Crypto advocacy group Stand With Crypto has stepped up pressure on U.S. lawmakers by delivering a petition with more than 28,000 signatures to Washington, calling on the Senate Banking Committee to move forward with the Digital Asset Market Clarity Act, or CLARITY Act. The campaign presents the issue not simply as an industry lobbying effort, but as an organized voter demand from digital asset owners who want Congress to provide a clearer federal framework.
A voter-centered message on crypto regulation
The petition delivery marks a new phase in the group’s public campaign around crypto legislation. Stand With Crypto said the message to lawmakers is straightforward: crypto owners want action, they are paying attention, and they intend to make their voices count politically. In its public statements, the organization framed the petition as evidence that digital asset users are no longer a passive audience in the regulatory debate, but a constituency seeking concrete legislative movement.
Mason Lynaugh, executive director of Stand With Crypto, said it was an honor to bring the community’s message to Washington. He added that the organization is working to empower crypto owners across the United States. The group later emphasized that the petition was delivered so the signers could be heard directly by policymakers, while urging lawmakers to respond to Americans depending on them for regulatory clarity.
Why the Senate Banking Committee matters
The immediate target of the campaign is the Senate Banking Committee, which supporters want to schedule a markup for the CLARITY Act. In legislative terms, a markup is a critical procedural step in which committee members review, debate, amend, and potentially advance a bill. For Stand With Crypto and its supporters, getting the bill to this stage is the next essential milestone.
The organization argues that continued delays leave users, developers, and companies operating in regulatory gray zones. In its view, the absence of a clear framework creates uncertainty for innovation, compliance, and long-term business planning. Supporters of the bill say the CLARITY Act would help protect consumers from fraud and abuse, encourage broader adoption of digital asset technologies, and support U.S. leadership in the sector. They also tie the proposal to national security and competitiveness, suggesting that regulatory clarity could strengthen America’s position in an increasingly global digital asset market.
Background of the advocacy push
Stand With Crypto began as the Stand With Crypto Alliance, which was launched on August 14, 2023, with Coinbase introducing it as an advocacy organization. Since then, it has sought to mobilize crypto holders around legislation and public policy. The latest petition campaign reflects that broader strategy: turning diffuse concerns about regulation into a measurable, organized show of support that lawmakers cannot easily ignore.
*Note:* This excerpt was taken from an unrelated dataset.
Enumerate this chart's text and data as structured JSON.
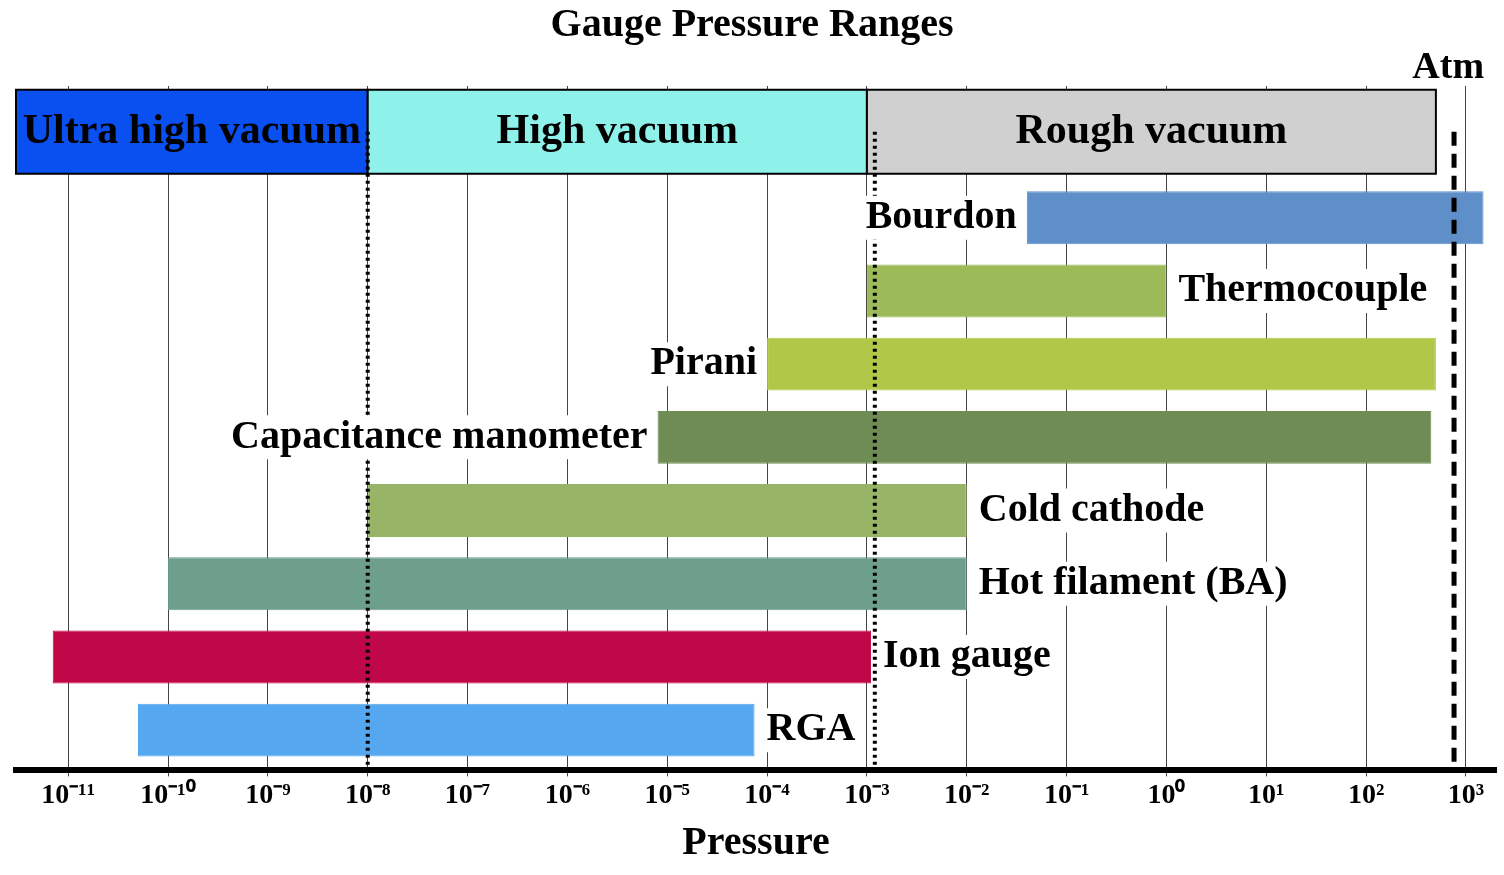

By focusing on signatures and direct delivery in Washington, the group is signaling that crypto policy has moved beyond technical debates among regulators and legal specialists. It is now also being framed as a matter of electoral relevance, especially as lawmakers face growing pressure to respond to increasingly organized constituencies tied to digital assets.
CLARITY Act remains at the center of market structure debate
The CLARITY Act remains one of the central pieces of legislation in the ongoing debate over how the United States should regulate digital assets. According to the source material, the bill passed the House in 2025 with bipartisan support. Related market structure legislation also moved through the Senate Agriculture Committee in January 2026. Even so, supporters now see action by the Senate Banking Committee as the key next step needed to keep the legislative process moving.
The broader policy discussion around the bill includes several contested issues: stablecoin rewards, ethics language for government officials, provisions related to decentralized finance, and the division of oversight responsibilities between the U.S. Securities and Exchange Commission (SEC) and the Commodity Futures Trading Commission (CFTC). These questions have remained central to the wider market structure debate, and they help explain why legislative progress has been closely watched by both industry participants and policymakers.
Organized pressure, but no committee action yet
While the petition underscores visible public support, the article does not indicate that the Senate Banking Committee has yet scheduled a markup. That means the campaign remains focused on generating momentum rather than celebrating a legislative breakthrough. Stand With Crypto’s public messaging reflects that urgency, with the group arguing that millions of Americans are relying on lawmakers to deliver a more workable and predictable framework for digital assets.
The significance of the petition lies less in its immediate legal effect and more in what it represents politically. A signature count of 28,000 is being used to demonstrate that crypto regulation has an active and engaged constituency. For the advocacy group, that helps reinforce the argument that digital asset policy should not be treated as a niche concern affecting only companies or professional investors, but as an issue that touches everyday users and voters.
What comes next
The next major test will be whether the Senate Banking Committee responds by taking up the CLARITY Act for formal consideration. If that happens, the bill could move further along the legislative path and reopen debate over how federal agencies should oversee digital asset markets. If not, advocacy groups are likely to intensify their efforts, continuing to frame delay itself as a policy failure that leaves consumers, builders, and businesses without the certainty they need.
For now, Stand With Crypto has made its position clear: crypto owners want Congress to act, and they want that demand recognized as both a regulatory and political reality. The delivery of the petition to Washington does not resolve the debate over U.S. crypto market structure, but it does add another public signal that the push for legislative clarity is becoming more organized, more visible, and harder for lawmakers to dismiss.